Oui, temporairement. Des annonces majeures (produits, régulation, baisses de coûts) ou un choc macro peuvent recréer une corrélation à court terme. Mais structurellement, la différenciation par les fondamentaux devrait s’imposer.
Qu’est-ce qui rend Gemini attractif pour le marché, au-delà de la qualité du modèle ?
Son ancrage produit chez Google: intégration dans la recherche, Workspace, Android et le cloud. Cette distribution à grande échelle facilite l’adoption et la monétisation, ce que le marché valorise fortement.
Pourquoi les engagements de dépense d’OpenAI inquiètent-ils ?
L’entraînement et l’inférence exigent des investissements massifs en GPU, réseau et énergie. Tant que la monétisation n’a pas totalement rattrapé l’usage, le financement et la marge restent des points d’attention.

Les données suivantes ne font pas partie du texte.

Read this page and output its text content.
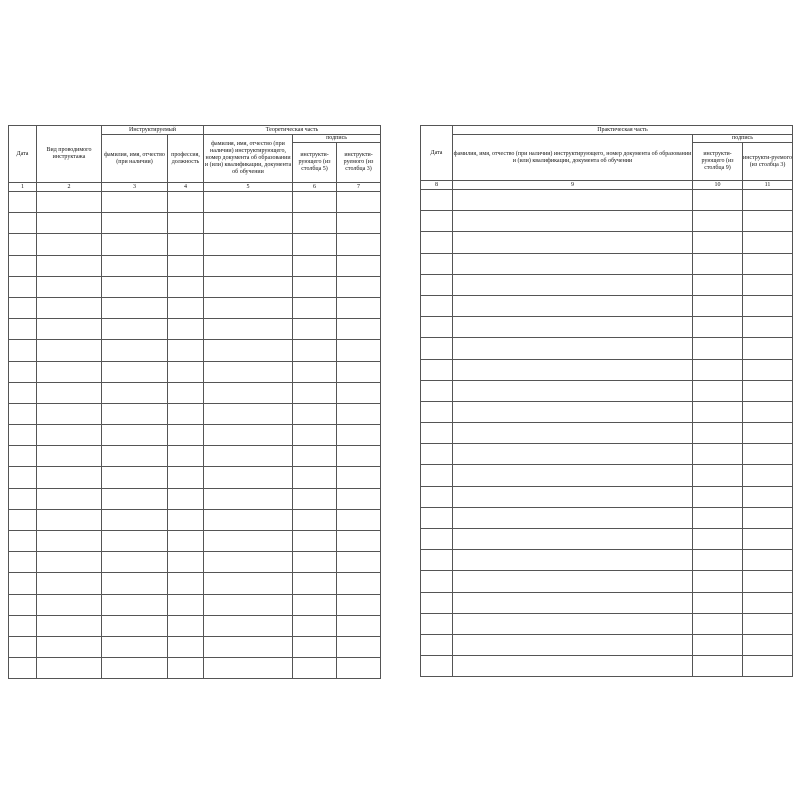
Дата	Вид проводимого инструктажа	Инструктируемый		Теоретическая часть		
		фамилия, имя, отчество (при наличии)	профессия, должность	фамилия, имя, отчество (при наличии) инструктирующего, номер документа об образовании и (или) квалификации, документа об обучении	подпись	
					инструкти-рующего (из столбца 5)	инструкти-руемого (из столбца 3)
1	2	3	4	5	6	7

Дата	Практическая часть		
	фамилия, имя, отчество (при наличии) инструктирующего, номер документа об образовании и (или) квалификации, документа об обучении	подпись	
		инструкти-рующего (из столбца 9)	инструкти-руемого (из столбца 3)
8	9	10	11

Quelles métriques suivre pour séparer le bruit du signal ?
- Croissance et marges des activités IA
- Niveau de capex et retour sur capital
- Taux d’utilisation des GPU et efficacité des modèles
- Indicateurs de monétisation (ARPU, rétention, contrats pluriannuels)
Les gagnants seront-ils uniquement les géants du cloud ?
Pas nécessairement. Les fournisseurs critiques de mémoire, réseaux, puces spécialisées et intégration peuvent tirer leur épingle du jeu. Mais la cyclicité et la pression sur les prix exigeront une exécution impeccable.